What are the staffing issues? Are there shortages?
According to Pat Armstrong, a York University professor and powerhouse researcher on seniors care in Canada and globally, low staffing levels, less job security and lower wages have been widely linked to a lower quality of care. With less staff, care is rushed, inadequate, and can be unsafe for residents and workers. Job security is an important factor of continuity of care for residents, essential for building relationships, and creating a sense of community and well-being.

Are maintenance, kitchen and housekeeping staff employees, rather than contracted workers? Are all staff encouraged to interact with residents?
Again, permanent staff create continuity of care, and having the freedom to engage with residents is essential in creating relationships necessary for a sense of community.

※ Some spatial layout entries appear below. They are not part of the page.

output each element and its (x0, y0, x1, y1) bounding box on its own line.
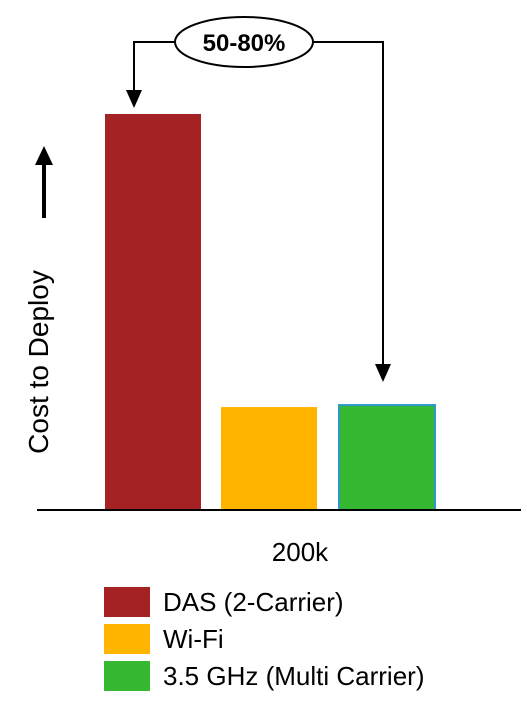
legend-item-wifi: Wi-Fi (104, 623, 424, 655)
legend-label-wifi: Wi-Fi (163, 623, 224, 654)
bar-wifi (221, 407, 317, 510)
legend-item-das: DAS (2-Carrier) (104, 586, 424, 618)
annotation-group: 50-80% (126, 16, 391, 382)
y-axis-label: Cost to Deploy (23, 270, 54, 454)
annotation-arrowhead-right (375, 364, 391, 382)
up-arrow-icon (35, 146, 53, 218)
legend-swatch-3-5ghz (104, 661, 150, 691)
annotation-label: 50-80% (203, 30, 286, 57)
legend: DAS (2-Carrier) Wi-Fi 3.5 GHz (Multi Car… (104, 586, 424, 697)
legend-item-3-5ghz: 3.5 GHz (Multi Carrier) (104, 660, 424, 692)
legend-label-das: DAS (2-Carrier) (163, 586, 344, 617)
annotation-arrowhead-left (126, 90, 142, 108)
legend-swatch-wifi (104, 624, 150, 654)
annotation-bubble (174, 16, 314, 68)
bar-3-5ghz (338, 404, 436, 511)
legend-swatch-das (104, 587, 150, 617)
x-tick-label: 200k (272, 537, 329, 567)
annotation-connector-left (133, 41, 175, 90)
legend-label-3-5ghz: 3.5 GHz (Multi Carrier) (163, 660, 425, 691)
bar-das (105, 114, 201, 510)
annotation-connector-right (313, 41, 384, 364)
bars-group (105, 114, 436, 511)
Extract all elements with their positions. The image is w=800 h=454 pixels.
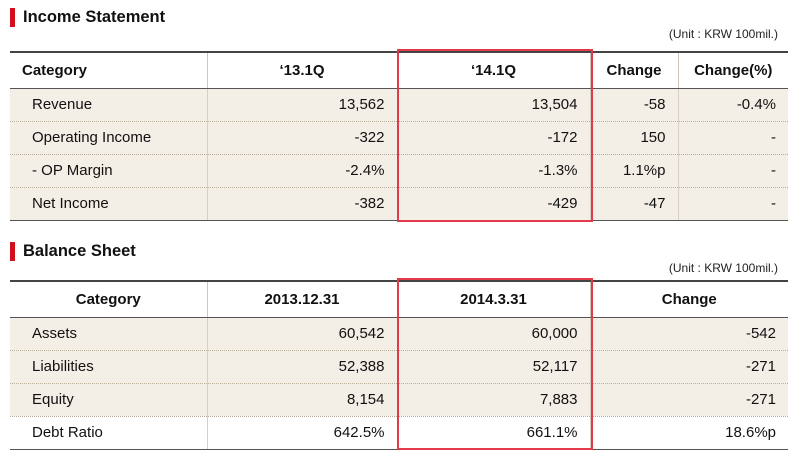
table-row: Revenue 13,562 13,504 -58 -0.4% [10,88,788,122]
row-value-1: 13,562 [207,88,398,122]
balance-sheet-heading: Balance Sheet [10,240,136,262]
balance-sheet-unit: (Unit : KRW 100mil.) [668,261,778,275]
income-statement-title: Income Statement [23,7,166,26]
row-change: 1.1%p [590,154,679,188]
row-value-1: -382 [207,187,398,221]
header-category: Category [10,51,208,89]
header-change-pct: Change(%) [678,51,788,89]
row-category: Operating Income [10,121,208,155]
row-value-2: 60,000 [397,317,591,351]
row-category: - OP Margin [10,154,208,188]
table-row: - OP Margin -2.4% -1.3% 1.1%p - [10,154,788,188]
table-row: Assets 60,542 60,000 -542 [10,317,788,351]
row-value-2: 13,504 [397,88,591,122]
row-value-2: -1.3% [397,154,591,188]
header-date-2: 2014.3.31 [397,280,591,318]
row-change-pct: -0.4% [678,88,788,122]
row-change-pct: - [678,121,788,155]
row-value-2: 52,117 [397,350,591,384]
row-category: Debt Ratio [10,416,208,450]
header-period-1: ‘13.1Q [207,51,398,89]
row-category: Assets [10,317,208,351]
row-change: 150 [590,121,679,155]
balance-sheet-table: Category 2013.12.31 2014.3.31 Change Ass… [10,280,788,450]
table-header-row: Category 2013.12.31 2014.3.31 Change [10,280,788,318]
row-value-2: 7,883 [397,383,591,417]
income-statement-unit: (Unit : KRW 100mil.) [668,27,778,41]
table-row: Operating Income -322 -172 150 - [10,121,788,155]
table-row: Debt Ratio 642.5% 661.1% 18.6%p [10,416,788,450]
row-value-1: -2.4% [207,154,398,188]
row-change: -271 [590,350,788,384]
balance-sheet-section: Balance Sheet (Unit : KRW 100mil.) Categ… [10,240,788,452]
row-value-2: -172 [397,121,591,155]
title-accent-bar [10,241,15,261]
header-date-1: 2013.12.31 [207,280,398,318]
row-value-1: 8,154 [207,383,398,417]
row-change-pct: - [678,154,788,188]
row-change: 18.6%p [590,416,788,450]
header-period-2: ‘14.1Q [397,51,591,89]
row-value-1: 52,388 [207,350,398,384]
row-value-2: -429 [397,187,591,221]
header-category: Category [10,280,208,318]
row-category: Revenue [10,88,208,122]
table-row: Equity 8,154 7,883 -271 [10,383,788,417]
income-statement-heading: Income Statement [10,6,165,28]
header-change: Change [590,51,679,89]
title-accent-bar [10,7,15,27]
row-change: -58 [590,88,679,122]
income-statement-section: Income Statement (Unit : KRW 100mil.) Ca… [10,6,788,230]
row-value-1: 642.5% [207,416,398,450]
income-statement-table: Category ‘13.1Q ‘14.1Q Change Change(%) … [10,51,788,221]
row-category: Equity [10,383,208,417]
table-row: Net Income -382 -429 -47 - [10,187,788,221]
balance-sheet-title: Balance Sheet [23,241,136,260]
row-change: -542 [590,317,788,351]
row-change: -47 [590,187,679,221]
table-header-row: Category ‘13.1Q ‘14.1Q Change Change(%) [10,51,788,89]
row-value-1: 60,542 [207,317,398,351]
row-change: -271 [590,383,788,417]
row-value-1: -322 [207,121,398,155]
table-row: Liabilities 52,388 52,117 -271 [10,350,788,384]
header-change: Change [590,280,788,318]
row-category: Net Income [10,187,208,221]
row-category: Liabilities [10,350,208,384]
row-value-2: 661.1% [397,416,591,450]
row-change-pct: - [678,187,788,221]
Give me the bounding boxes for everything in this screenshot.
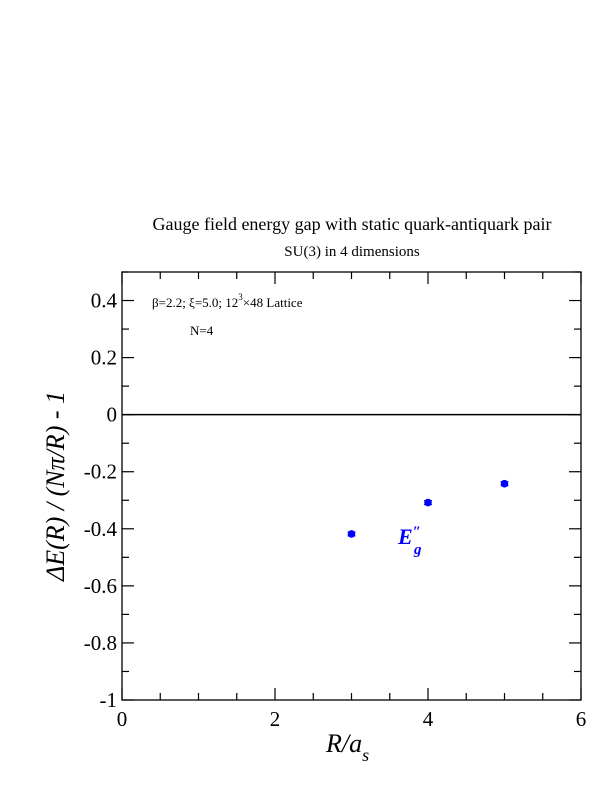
x-tick-label: 0 — [117, 707, 128, 731]
chart-subtitle: SU(3) in 4 dimensions — [284, 244, 420, 260]
y-tick-label: -0.8 — [84, 631, 117, 655]
x-tick-label: 6 — [576, 707, 587, 731]
x-tick-label: 2 — [270, 707, 281, 731]
data-point — [424, 498, 432, 507]
x-tick-label: 4 — [423, 707, 434, 731]
series-label: E″ g — [397, 524, 422, 558]
y-axis-label: ΔE(R) / (Nπ/R) - 1 — [41, 391, 70, 582]
y-tick-label: 0.4 — [91, 289, 118, 313]
x-axis-ticks: 0 2 4 6 — [117, 272, 587, 731]
data-point — [347, 530, 356, 538]
y-tick-label: -0.2 — [84, 460, 117, 484]
chart-title: Gauge field energy gap with static quark… — [152, 214, 551, 234]
data-point — [500, 479, 509, 488]
y-tick-label: -1 — [100, 688, 118, 712]
y-tick-label: 0 — [107, 403, 118, 427]
annotation-n: N=4 — [190, 323, 214, 338]
x-axis-label: R/as — [325, 729, 369, 765]
annotation-params: β=2.2; ξ=5.0; 123×48 Lattice — [152, 292, 303, 310]
y-axis-ticks: -1 -0.8 -0.6 -0.4 -0.2 0 0.2 0.4 — [84, 271, 581, 712]
y-tick-label: 0.2 — [91, 346, 117, 370]
data-points — [347, 479, 509, 538]
y-tick-label: -0.6 — [84, 574, 117, 598]
y-tick-label: -0.4 — [84, 517, 118, 541]
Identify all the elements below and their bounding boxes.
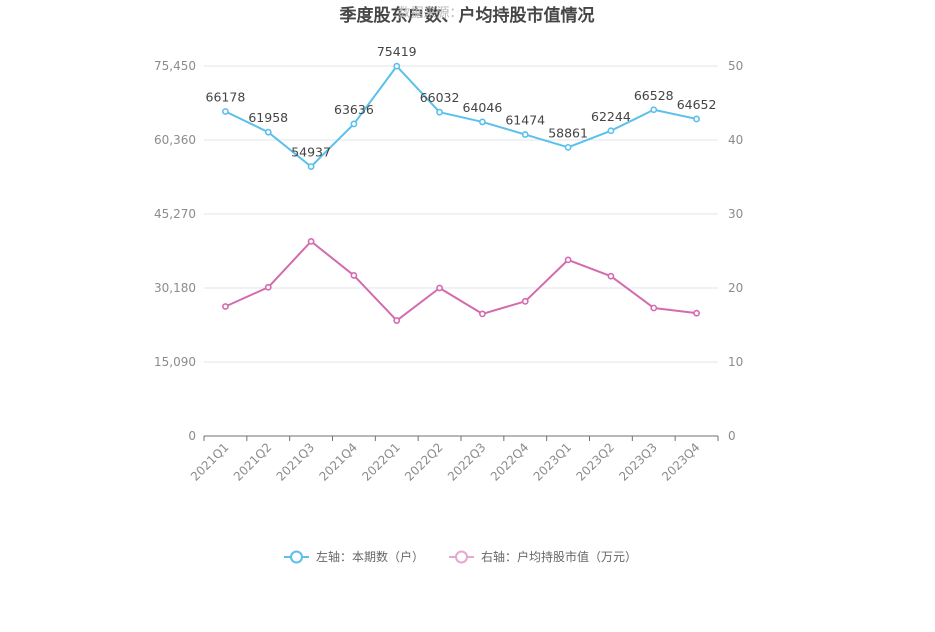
x-tick-label: 2021Q2 [231,440,275,484]
y-left-tick-label: 60,360 [154,133,196,147]
legend-item-0[interactable]: 左轴：本期数（户） [284,549,424,564]
series-1-point[interactable] [222,303,229,310]
series-0-point[interactable] [307,163,315,170]
data-label: 66528 [634,88,674,103]
series-0-point[interactable] [564,143,572,151]
legend[interactable]: 左轴：本期数（户） 右轴：户均持股市值（万元） [284,549,637,564]
data-label: 64046 [463,100,503,115]
axes: 0 0 15,090 10 30,180 20 45,270 30 60,360 40 75,450… [154,59,743,484]
series-1-point[interactable] [564,256,572,264]
legend-label: 左轴：本期数（户） [316,549,424,564]
series-layer [222,62,700,324]
data-label: 64652 [677,97,717,112]
y-right-tick-label: 50 [728,59,743,73]
chart-title: 季度股东户数、户均持股市值情况 [340,5,595,26]
data-label: 54937 [291,145,331,160]
y-left-tick-label: 75,450 [154,59,196,73]
series-1-point[interactable] [479,310,486,318]
y-left-tick-label: 0 [188,429,196,443]
series-0-point[interactable] [521,131,529,138]
x-tick-label: 2022Q2 [402,440,446,484]
y-right-tick-label: 20 [728,281,743,295]
series-1-point[interactable] [307,237,315,245]
series-1-point[interactable] [436,284,443,292]
x-tick-label: 2021Q3 [274,440,318,484]
data-label: 58861 [548,125,588,140]
legend-label: 右轴：户均持股市值（万元） [481,549,637,564]
series-0-point[interactable] [264,128,272,136]
series-0-point[interactable] [607,127,615,135]
legend-marker [455,550,468,564]
data-label: 75419 [377,44,417,59]
y-left-tick-label: 15,090 [154,355,196,369]
x-tick-label: 2021Q1 [188,440,232,484]
series-0-point[interactable] [350,120,358,128]
x-tick-label: 2021Q4 [316,440,360,484]
y-right-tick-label: 10 [728,355,743,369]
series-line-0 [224,65,697,168]
series-1-point[interactable] [393,317,401,324]
x-tick-label: 2022Q4 [488,440,532,484]
series-line-1 [225,240,697,322]
legend-marker [290,550,303,564]
y-right-tick-label: 30 [728,207,743,221]
series-1-point[interactable] [693,309,700,317]
series-0-point[interactable] [479,118,486,126]
grid [204,65,718,363]
data-label: 62244 [591,109,631,124]
x-tick-label: 2022Q1 [359,440,403,484]
data-label: 66032 [420,90,460,105]
x-tick-label: 2023Q3 [616,440,660,484]
y-right-tick-label: 0 [728,429,736,443]
data-label: 61958 [248,110,288,125]
series-0-point[interactable] [393,62,401,70]
series-0-point[interactable] [436,108,443,116]
watermark: 数据来源： [397,6,462,21]
series-1-point[interactable] [264,283,272,291]
series-1-point[interactable] [350,272,358,279]
y-right-tick-label: 40 [728,133,743,147]
data-label: 61474 [505,113,545,128]
data-label: 63636 [334,102,374,117]
series-1-point[interactable] [521,297,529,305]
series-1-point[interactable] [650,304,658,312]
series-0-point[interactable] [693,115,700,123]
x-tick-label: 2023Q2 [573,440,617,484]
x-tick-label: 2023Q1 [531,440,575,484]
legend-item-1[interactable]: 右轴：户均持股市值（万元） [449,549,637,564]
y-left-tick-label: 45,270 [154,207,196,221]
data-label: 66178 [206,89,246,104]
series-0-point[interactable] [650,106,658,114]
x-tick-label: 2022Q3 [445,440,489,484]
series-0-point[interactable] [222,108,229,115]
series-1-point[interactable] [607,272,615,280]
y-left-tick-label: 30,180 [154,281,196,295]
x-tick-label: 2023Q4 [659,440,703,484]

Mackenzie suggests the following additional questions:

What are your wages and benefits? What is you recruitment strategy? Do your care aides work directly for you? Or do you subcontract to another company? How many direct care hours are you funded to deliver? And how many did you deliver?
“Those are all legitimate questions to ask,” she says. “Some families are hearing things like, ‘We can’t get staff.’ Okay, well, what are you paying the staff? Or, ‘Our staff are so valuable to us.’ Well, show us how valuable you think they are, what are you paying them?’

The operators answers will reveal how they treat workers, and by extension, residents, and your loved one.

What services are provided beyond meals, laundry and incidentals?
Many long-term home providers offer professionals services for a fee from individuals outside the facility, such as hairdressing, dentistry, pedicures, manicures, massage.

And last, bring out the hammer: could I please see your financials?

Mackenzie says it’s information that operators should freely share. ‘What’s that $446,000 management fee for? And you posted a $1.5 million profit last year but you told me you had to charge my mom for the OT assessment for the wheelchair, I don’t understand, why?”

“They’re absolutely entitled to ask,” says Mackenzie. “It’s their money, because they’re paying privately or they’re a taxpayer. They’re entitled to know how it’s being spent.”